Sorrell admitted this isn't the first time the state has been asked to reimburse legal fees.
In two recent cases, one regarding a campaign financing law and the other regarding a law prohibiting pharmaceutical data mining, the state paid for attorneys' fees.
But, said Sorrell, the state has recovered more than $80 million in enforcement actions over the past two years.
"This idea that I'm tilting at windmills and costing the state money ... I'm just enforcing the laws that the Legislature passed. I will defend the laws when they get challenged, otherwise I would be shirking my responsibilities."

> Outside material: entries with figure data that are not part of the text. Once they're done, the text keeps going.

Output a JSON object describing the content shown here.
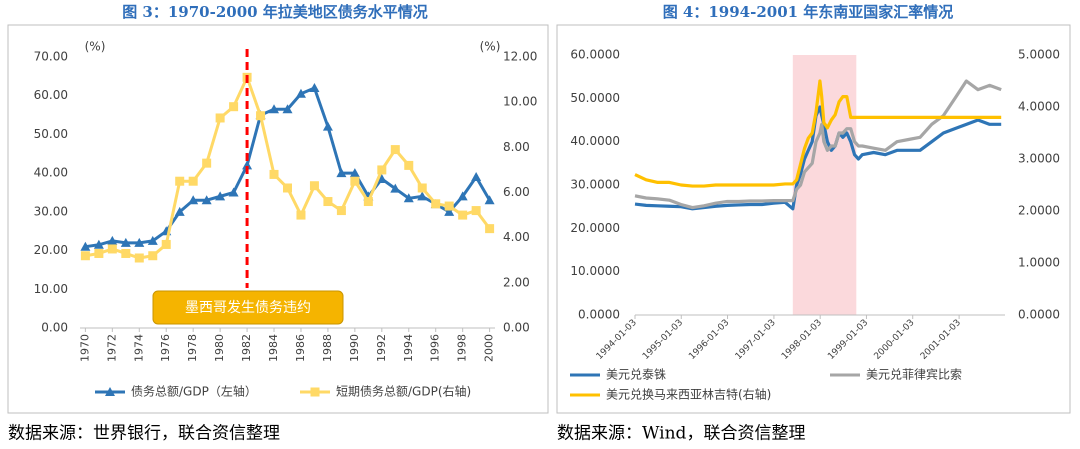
{
  "chart_data": [
    {
      "type": "line",
      "title": "图 3：1970-2000 年拉美地区债务水平情况",
      "source": "数据来源：世界银行，联合资信整理",
      "x": [
        1970,
        1971,
        1972,
        1973,
        1974,
        1975,
        1976,
        1977,
        1978,
        1979,
        1980,
        1981,
        1982,
        1983,
        1984,
        1985,
        1986,
        1987,
        1988,
        1989,
        1990,
        1991,
        1992,
        1993,
        1994,
        1995,
        1996,
        1997,
        1998,
        1999,
        2000
      ],
      "xlim": [
        1969.6,
        2000.4
      ],
      "xticks": [
        1970,
        1972,
        1974,
        1976,
        1978,
        1980,
        1982,
        1984,
        1986,
        1988,
        1990,
        1992,
        1994,
        1996,
        1998,
        2000
      ],
      "ylim": [
        0,
        70
      ],
      "yticks": [
        {
          "value": 0,
          "label": "0.00"
        },
        {
          "value": 10,
          "label": "10.00"
        },
        {
          "value": 20,
          "label": "20.00"
        },
        {
          "value": 30,
          "label": "30.00"
        },
        {
          "value": 40,
          "label": "40.00"
        },
        {
          "value": 50,
          "label": "50.00"
        },
        {
          "value": 60,
          "label": "60.00"
        },
        {
          "value": 70,
          "label": "70.00"
        }
      ],
      "y2lim": [
        0,
        12
      ],
      "y2ticks": [
        {
          "value": 0,
          "label": "0.00"
        },
        {
          "value": 2,
          "label": "2.00"
        },
        {
          "value": 4,
          "label": "4.00"
        },
        {
          "value": 6,
          "label": "6.00"
        },
        {
          "value": 8,
          "label": "8.00"
        },
        {
          "value": 10,
          "label": "10.00"
        },
        {
          "value": 12,
          "label": "12.00"
        }
      ],
      "y_unit": "(%)",
      "y2_unit": "(%)",
      "vline": {
        "x": 1982,
        "color": "#ff0000"
      },
      "annotation": "墨西哥发生债务违约",
      "series": [
        {
          "name": "债务总额/GDP（左轴）",
          "color": "#2e75b6",
          "marker": "triangle",
          "values": [
            21,
            21.5,
            22.5,
            22,
            22,
            22.5,
            25,
            30,
            33,
            33,
            34,
            35,
            42,
            55,
            56.5,
            56.5,
            60.5,
            62,
            52,
            40,
            40,
            34,
            38.5,
            36,
            33.5,
            34,
            32,
            30,
            34,
            39,
            33
          ]
        },
        {
          "name": "短期债务总额/GDP(右轴)",
          "color": "#ffd966",
          "marker": "square",
          "axis": "y2",
          "values": [
            3.2,
            3.3,
            3.5,
            3.3,
            3.1,
            3.2,
            3.7,
            6.5,
            6.5,
            7.3,
            9.3,
            9.8,
            11.1,
            9.4,
            6.8,
            6.2,
            5.0,
            6.3,
            5.6,
            5.2,
            6.5,
            5.6,
            7.0,
            7.9,
            7.2,
            6.2,
            5.5,
            5.4,
            5.0,
            5.2,
            4.4
          ]
        }
      ]
    },
    {
      "type": "line",
      "title": "图 4：1994-2001 年东南亚国家汇率情况",
      "source": "数据来源：Wind，联合资信整理",
      "x": [
        "1994-01-03",
        "1994-04-01",
        "1994-07-01",
        "1994-10-01",
        "1995-01-01",
        "1995-04-01",
        "1995-07-01",
        "1995-10-01",
        "1996-01-01",
        "1996-04-01",
        "1996-07-01",
        "1996-10-01",
        "1997-01-01",
        "1997-04-01",
        "1997-06-01",
        "1997-07-01",
        "1997-08-01",
        "1997-09-01",
        "1997-10-01",
        "1997-11-01",
        "1997-12-01",
        "1998-01-01",
        "1998-01-15",
        "1998-02-01",
        "1998-03-01",
        "1998-04-01",
        "1998-05-01",
        "1998-06-01",
        "1998-07-01",
        "1998-08-01",
        "1998-09-01",
        "1998-10-01",
        "1998-11-01",
        "1998-12-01",
        "1999-03-01",
        "1999-06-01",
        "1999-09-01",
        "1999-12-01",
        "2000-03-01",
        "2000-06-01",
        "2000-09-01",
        "2000-12-01",
        "2001-03-01",
        "2001-06-01",
        "2001-09-01",
        "2001-12-01"
      ],
      "xlim": [
        "1994-01-03",
        "2001-12-31"
      ],
      "xticks": [
        "1994-01-03",
        "1995-01-03",
        "1996-01-03",
        "1997-01-03",
        "1998-01-03",
        "1999-01-03",
        "2000-01-03",
        "2001-01-03"
      ],
      "ylim": [
        0,
        60
      ],
      "yticks": [
        {
          "value": 0,
          "label": "0.0000"
        },
        {
          "value": 10,
          "label": "10.0000"
        },
        {
          "value": 20,
          "label": "20.0000"
        },
        {
          "value": 30,
          "label": "30.0000"
        },
        {
          "value": 40,
          "label": "40.0000"
        },
        {
          "value": 50,
          "label": "50.0000"
        },
        {
          "value": 60,
          "label": "60.0000"
        }
      ],
      "y2lim": [
        0,
        5
      ],
      "y2ticks": [
        {
          "value": 0,
          "label": "0.0000"
        },
        {
          "value": 1,
          "label": "1.0000"
        },
        {
          "value": 2,
          "label": "2.0000"
        },
        {
          "value": 3,
          "label": "3.0000"
        },
        {
          "value": 4,
          "label": "4.0000"
        },
        {
          "value": 5,
          "label": "5.0000"
        }
      ],
      "highlight_range": {
        "x": [
          "1997-06-01",
          "1998-10-15"
        ],
        "color": "#fbd9dc"
      },
      "series": [
        {
          "name": "美元兑泰铢",
          "color": "#2e75b6",
          "values": [
            25.6,
            25.3,
            25.2,
            25.1,
            25.0,
            24.5,
            24.8,
            25.1,
            25.3,
            25.4,
            25.5,
            25.5,
            25.8,
            26.0,
            24.5,
            30,
            32.5,
            36,
            38,
            40,
            46,
            48,
            46,
            44,
            40,
            38,
            39,
            42,
            41,
            42,
            40,
            37,
            36,
            37,
            37.5,
            37,
            38,
            38,
            38,
            40,
            42,
            43,
            44,
            45,
            44,
            44
          ]
        },
        {
          "name": "美元兑菲律宾比索",
          "color": "#a6a6a6",
          "values": [
            27.5,
            27,
            26.8,
            26.5,
            25.5,
            24.8,
            25.2,
            25.8,
            26.2,
            26.2,
            26.3,
            26.3,
            26.4,
            26.4,
            26.4,
            29,
            30,
            33,
            34,
            35,
            40,
            42,
            44,
            40,
            38,
            39,
            39,
            42,
            42,
            43,
            43,
            40,
            39,
            39,
            38.5,
            38,
            40,
            40.5,
            41,
            44,
            46,
            50,
            54,
            52,
            53,
            52
          ]
        },
        {
          "name": "美元兑换马来西亚林吉特(右轴)",
          "color": "#ffc000",
          "axis": "y2",
          "values": [
            2.7,
            2.6,
            2.55,
            2.55,
            2.5,
            2.48,
            2.48,
            2.5,
            2.5,
            2.5,
            2.5,
            2.5,
            2.5,
            2.52,
            2.52,
            2.6,
            2.9,
            3.2,
            3.4,
            3.5,
            3.9,
            4.5,
            4.2,
            3.7,
            3.6,
            3.75,
            3.85,
            4.1,
            4.2,
            4.2,
            3.8,
            3.8,
            3.8,
            3.8,
            3.8,
            3.8,
            3.8,
            3.8,
            3.8,
            3.8,
            3.8,
            3.8,
            3.8,
            3.8,
            3.8,
            3.8
          ]
        }
      ]
    }
  ]
}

Parenteau said if the state's case is "argued better" at the appellate level, it should be able to convince the court that many aspects of Murtha's decision were wrong -- including his interpretation of the Commerce Clause, the Supremacy Clause and his view on a price purchase agreement between Entergy and the state's utilities.
Paul Burns, the executive director of the Vermont Public Interest Research Group said Entergy should have spent the $4.6 million on Yankee, rather than on suing the state.
"Why is it that when it comes to cooling towers, pipes, valves and steam dryers, Entergy Louisiana pinches pennies until the plant literally falls apart, but when it comes to suing the people of Vermont, money is suddenly no object?" he stated in a press release. "Imagine if they had spent nearly $5 million extra dollars on some more plywood, WD-40 and duct tape at the plant. Maybe Entergy could have avoided polluting Vermont's water with tritium and other radioactive contaminants. Maybe its cooling towers would not have suffered such a catastrophic collapse."